Fazit: Bei genauer Betrachtung zeigt sich, dass das Angebot an Gesundheits- und Medizin-Apps in aus Public Health Sicht relevanten Anwendungsgebieten für deutsche Verbraucher und Patienten längst nicht so riesig ist, wie das gemeinhin bei rein quantitativer Betrachtung des Angebotes vermutet wird. Die Mehrzahl der Apps – auch der Gesundheits- und Medizin-Apps – liegt weitgehend ungenutzt in den Stores (Healthon Dashboard 6/2016).

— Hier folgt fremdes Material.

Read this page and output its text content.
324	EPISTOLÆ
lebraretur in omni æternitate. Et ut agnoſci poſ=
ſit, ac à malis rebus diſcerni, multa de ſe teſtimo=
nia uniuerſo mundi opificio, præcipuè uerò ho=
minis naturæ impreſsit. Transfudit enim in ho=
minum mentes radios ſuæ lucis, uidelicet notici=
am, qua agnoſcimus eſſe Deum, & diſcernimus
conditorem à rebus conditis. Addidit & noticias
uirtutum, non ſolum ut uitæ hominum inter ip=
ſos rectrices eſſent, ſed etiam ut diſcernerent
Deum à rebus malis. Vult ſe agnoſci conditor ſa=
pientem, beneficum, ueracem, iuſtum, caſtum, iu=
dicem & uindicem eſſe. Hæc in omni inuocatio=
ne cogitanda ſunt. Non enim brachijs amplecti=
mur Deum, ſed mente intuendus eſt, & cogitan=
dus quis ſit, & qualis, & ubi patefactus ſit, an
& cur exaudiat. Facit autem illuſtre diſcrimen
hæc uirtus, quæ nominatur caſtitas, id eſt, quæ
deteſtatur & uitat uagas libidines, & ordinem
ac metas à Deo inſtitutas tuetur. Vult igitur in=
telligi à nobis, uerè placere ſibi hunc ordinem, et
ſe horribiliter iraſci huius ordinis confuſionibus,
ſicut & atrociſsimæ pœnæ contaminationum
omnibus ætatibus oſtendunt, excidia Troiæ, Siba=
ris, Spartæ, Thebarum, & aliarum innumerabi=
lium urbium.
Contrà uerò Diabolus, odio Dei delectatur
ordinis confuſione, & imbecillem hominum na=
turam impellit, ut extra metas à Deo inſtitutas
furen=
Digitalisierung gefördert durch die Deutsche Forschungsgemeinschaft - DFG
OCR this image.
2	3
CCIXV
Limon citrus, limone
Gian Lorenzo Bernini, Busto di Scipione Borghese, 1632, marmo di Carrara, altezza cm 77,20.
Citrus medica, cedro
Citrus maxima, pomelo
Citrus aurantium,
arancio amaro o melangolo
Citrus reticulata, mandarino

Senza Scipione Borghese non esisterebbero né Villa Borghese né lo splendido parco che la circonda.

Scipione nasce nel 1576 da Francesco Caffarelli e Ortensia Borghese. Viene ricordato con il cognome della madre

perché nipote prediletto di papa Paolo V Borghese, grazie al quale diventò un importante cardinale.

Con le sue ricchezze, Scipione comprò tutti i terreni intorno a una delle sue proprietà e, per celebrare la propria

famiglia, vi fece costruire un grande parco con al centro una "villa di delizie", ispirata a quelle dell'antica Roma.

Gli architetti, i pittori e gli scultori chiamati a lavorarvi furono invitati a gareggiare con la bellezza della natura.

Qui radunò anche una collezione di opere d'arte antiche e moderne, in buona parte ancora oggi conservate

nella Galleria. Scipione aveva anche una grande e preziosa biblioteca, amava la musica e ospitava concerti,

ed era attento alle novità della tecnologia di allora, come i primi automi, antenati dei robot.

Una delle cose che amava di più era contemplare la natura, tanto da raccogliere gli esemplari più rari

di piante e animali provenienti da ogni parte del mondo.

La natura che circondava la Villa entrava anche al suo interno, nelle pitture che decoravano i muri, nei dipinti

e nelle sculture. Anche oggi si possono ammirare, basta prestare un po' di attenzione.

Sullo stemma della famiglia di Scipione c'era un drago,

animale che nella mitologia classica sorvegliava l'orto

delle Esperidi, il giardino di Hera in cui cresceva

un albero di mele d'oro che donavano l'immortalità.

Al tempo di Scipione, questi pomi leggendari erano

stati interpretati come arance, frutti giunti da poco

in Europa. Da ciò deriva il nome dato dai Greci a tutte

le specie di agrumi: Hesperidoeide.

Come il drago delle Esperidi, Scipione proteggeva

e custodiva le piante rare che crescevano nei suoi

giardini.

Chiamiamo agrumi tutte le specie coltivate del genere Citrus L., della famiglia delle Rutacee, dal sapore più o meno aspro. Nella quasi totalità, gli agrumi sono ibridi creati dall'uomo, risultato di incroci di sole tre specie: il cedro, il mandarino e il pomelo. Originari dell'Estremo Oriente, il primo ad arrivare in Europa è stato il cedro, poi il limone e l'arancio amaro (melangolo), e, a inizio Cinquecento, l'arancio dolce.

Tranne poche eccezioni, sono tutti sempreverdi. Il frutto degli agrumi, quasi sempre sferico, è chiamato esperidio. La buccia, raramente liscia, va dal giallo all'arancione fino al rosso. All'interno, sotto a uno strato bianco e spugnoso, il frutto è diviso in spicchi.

Um vorhandene Ressourcen effektiv zu nutzen, sollten gesundheitspolitisch verantwortliche Akteure sich vor der Entwicklung eines App-Angebotes

  • an sog. “Leuchtturm-Apps” und „Best Practise“ Beispielen orientieren, um von diesen zu lernen, was eine gute, relevante, bei Nutzern beliebte Gesundheits-App auszeichnet.
  • das Angebot sorgfältig anschauen:  Wo gibt es bisher noch zu wenige, qualitätsgesicherte Angebote, wo herrscht bereits ein Überangebot aus Patienten- und aus Versorgungssicht?
  • bereits überlegen, welche Methoden erforderlich sind, um den Nutzen von Gesundheits- und Medizin-Apps zu evaluieren, um diese dann auch als Bausteine in die Regelversorgung integrieren zu können?

Details zur Methodik Top App Screening 5/2016: Alle Top-Apps wurden außerdem im Hinblick auf ihre Unterstützungsfunktionen sowie die Erfüllung von Qualitäts- und Transparenzkriterien (healthOn Ehrenkodex) untersucht.